Dr. Natalia Nowakowska is Professor of European History at Somerville College, University of Oxford.



Wednesday 26 June 2013

The Museum of Brave Questions

       
The Museum of the History of Polish Jews
Photo by Hans Kundnani
        When I was in Poland last month, I had a day to spare in Warsaw, which I spent visiting the city’s newest and long-awaited museum, the Museum of the History of Polish Jews. The museum opened, but only part-opened, in spring this year – visitors can tour the striking building, designed by Lahdelma & Mahlamaki architects, but the main exhibition will open in 2014.

            I stood in the main hall, which looks like a cave in the Judean desert, with an orange sticker on my coat, waiting for my tour to begin, and flicked through one of the glossy booklets distributed by museum staff. It was entitled ‘the museum of brave questions’, and opens with a thoughtful preface by Andrzej Cudak, the museum’s current director. “This museum tells a history which is important for us all. The Polish Jewish past not only shaped contemporary Poland and its inhabitants, but also the face of present-day Europe, and the wider world… Our museum does not have a monopoly on the truth. We don’t offer ready-made answers, we encourage independent thought, the posing of bold questions and the expression of different views. Let’s have the courage to ask, to debate…." (my translation from the Polish).


            A lot – indeed, the best of – modern historical scholarship has been about deconstructing histories, about pulling apart familiar narratives, exposing comforting myths, revising what we thought we knew, particularly what we thought we knew about the history of nations and their nationalisms.
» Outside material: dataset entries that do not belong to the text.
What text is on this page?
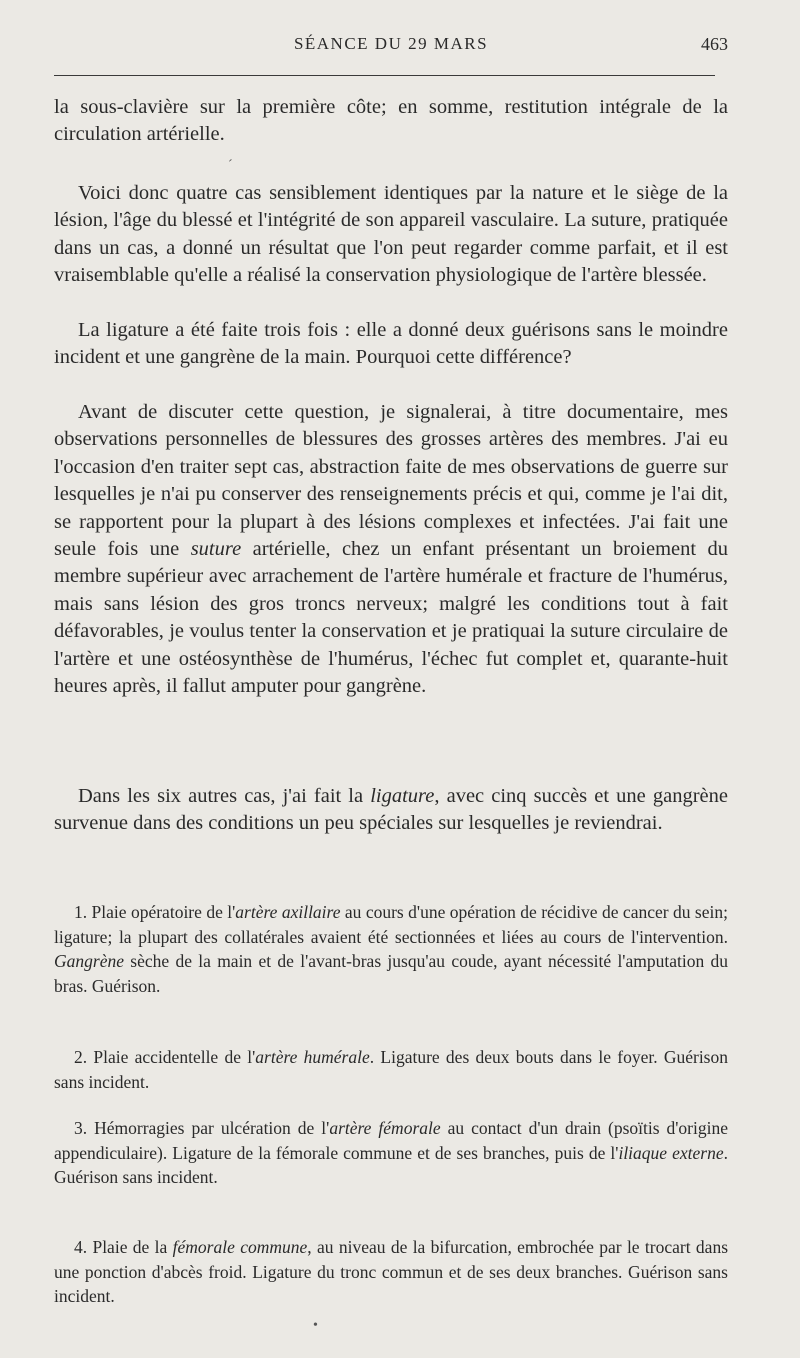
SÉANCE DU 29 MARS	463

la sous-clavière sur la première côte; en somme, restitution intégrale de la circulation artérielle.

ˊ

Voici donc quatre cas sensiblement identiques par la nature et le siège de la lésion, l'âge du blessé et l'intégrité de son appareil vasculaire. La suture, pratiquée dans un cas, a donné un résultat que l'on peut regarder comme parfait, et il est vraisemblable qu'elle a réalisé la conservation physiologique de l'artère blessée.

La ligature a été faite trois fois : elle a donné deux guérisons sans le moindre incident et une gangrène de la main. Pourquoi cette différence?

Avant de discuter cette question, je signalerai, à titre documentaire, mes observations personnelles de blessures des grosses artères des membres. J'ai eu l'occasion d'en traiter sept cas, abstraction faite de mes observations de guerre sur lesquelles je n'ai pu conserver des renseignements précis et qui, comme je l'ai dit, se rapportent pour la plupart à des lésions complexes et infectées. J'ai fait une seule fois une suture artérielle, chez un enfant présentant un broiement du membre supérieur avec arrachement de l'artère humérale et fracture de l'humérus, mais sans lésion des gros troncs nerveux; malgré les conditions tout à fait défavorables, je voulus tenter la conservation et je pratiquai la suture circulaire de l'artère et une ostéosynthèse de l'humérus, l'échec fut complet et, quarante-huit heures après, il fallut amputer pour gangrène.

Dans les six autres cas, j'ai fait la ligature, avec cinq succès et une gangrène survenue dans des conditions un peu spéciales sur lesquelles je reviendrai.

1. Plaie opératoire de l'artère axillaire au cours d'une opération de récidive de cancer du sein; ligature; la plupart des collatérales avaient été sectionnées et liées au cours de l'intervention. Gangrène sèche de la main et de l'avant-bras jusqu'au coude, ayant nécessité l'amputation du bras. Guérison.

2. Plaie accidentelle de l'artère humérale. Ligature des deux bouts dans le foyer. Guérison sans incident.

3. Hémorragies par ulcération de l'artère fémorale au contact d'un drain (psoïtis d'origine appendiculaire). Ligature de la fémorale commune et de ses branches, puis de l'iliaque externe. Guérison sans incident.

4. Plaie de la fémorale commune, au niveau de la bifurcation, embrochée par le trocart dans une ponction d'abcès froid. Ligature du tronc commun et de ses deux branches. Guérison sans incident.

•
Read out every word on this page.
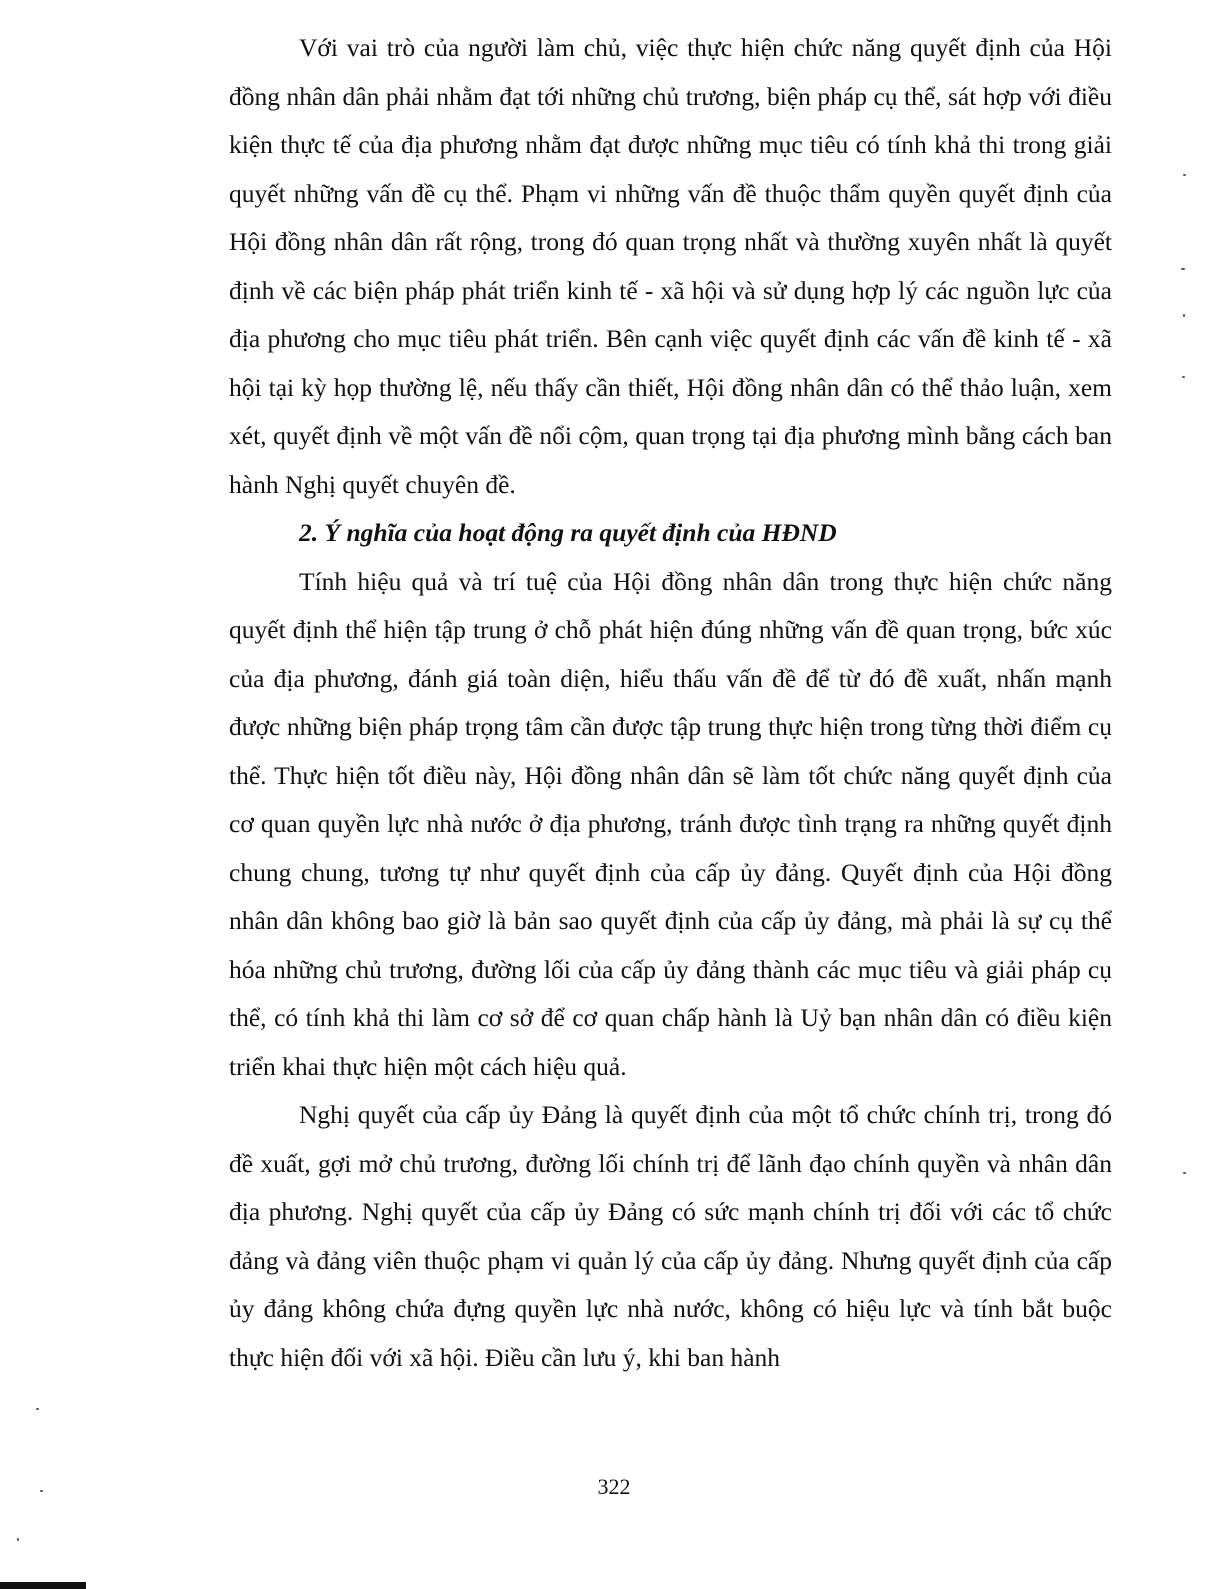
Với vai trò của người làm chủ, việc thực hiện chức năng quyết định của Hội đồng nhân dân phải nhằm đạt tới những chủ trương, biện pháp cụ thể, sát hợp với điều kiện thực tế của địa phương nhằm đạt được những mục tiêu có tính khả thi trong giải quyết những vấn đề cụ thể. Phạm vi những vấn đề thuộc thẩm quyền quyết định của Hội đồng nhân dân rất rộng, trong đó quan trọng nhất và thường xuyên nhất là quyết định về các biện pháp phát triển kinh tế - xã hội và sử dụng hợp lý các nguồn lực của địa phương cho mục tiêu phát triển. Bên cạnh việc quyết định các vấn đề kinh tế - xã hội tại kỳ họp thường lệ, nếu thấy cần thiết, Hội đồng nhân dân có thể thảo luận, xem xét, quyết định về một vấn đề nổi cộm, quan trọng tại địa phương mình bằng cách ban hành Nghị quyết chuyên đề.

2. Ý nghĩa của hoạt động ra quyết định của HĐND

Tính hiệu quả và trí tuệ của Hội đồng nhân dân trong thực hiện chức năng quyết định thể hiện tập trung ở chỗ phát hiện đúng những vấn đề quan trọng, bức xúc của địa phương, đánh giá toàn diện, hiểu thấu vấn đề để từ đó đề xuất, nhấn mạnh được những biện pháp trọng tâm cần được tập trung thực hiện trong từng thời điểm cụ thể. Thực hiện tốt điều này, Hội đồng nhân dân sẽ làm tốt chức năng quyết định của cơ quan quyền lực nhà nước ở địa phương, tránh được tình trạng ra những quyết định chung chung, tương tự như quyết định của cấp ủy đảng. Quyết định của Hội đồng nhân dân không bao giờ là bản sao quyết định của cấp ủy đảng, mà phải là sự cụ thể hóa những chủ trương, đường lối của cấp ủy đảng thành các mục tiêu và giải pháp cụ thể, có tính khả thi làm cơ sở để cơ quan chấp hành là Uỷ bạn nhân dân có điều kiện triển khai thực hiện một cách hiệu quả.

Nghị quyết của cấp ủy Đảng là quyết định của một tổ chức chính trị, trong đó đề xuất, gợi mở chủ trương, đường lối chính trị để lãnh đạo chính quyền và nhân dân địa phương. Nghị quyết của cấp ủy Đảng có sức mạnh chính trị đối với các tổ chức đảng và đảng viên thuộc phạm vi quản lý của cấp ủy đảng. Nhưng quyết định của cấp ủy đảng không chứa đựng quyền lực nhà nước, không có hiệu lực và tính bắt buộc thực hiện đối với xã hội. Điều cần lưu ý, khi ban hành

322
This is what we teach our students: to think iconoclastically. Such values, however, can be rather difficult to capture in a museum. It’s hard to tell a coherent story to your visitors, while also communicating how open to challenge, how contingent, how subject to multiple perspectives (almost?) any narrative about the human past is. It’s hard, in other words, to create a museum which embodies historical revisionism. But Andrzej Cudak’s brave preface made me think that this cutting-edge, imaginative Warsaw museum might well be able to pull off just that. Museums often simply reflect prevalent historical narratives and approaches, but this new institution might yet help to forge new ones – by providing a dynamic space, in the heart of the old Warsaw ghetto, where Jewish, Polish and Polish-Jewish history can be revisited, retold and debated afresh. The airport style security in the museum entrance shows how necessary, and how risky, this kind of frank history of the Polish lands is.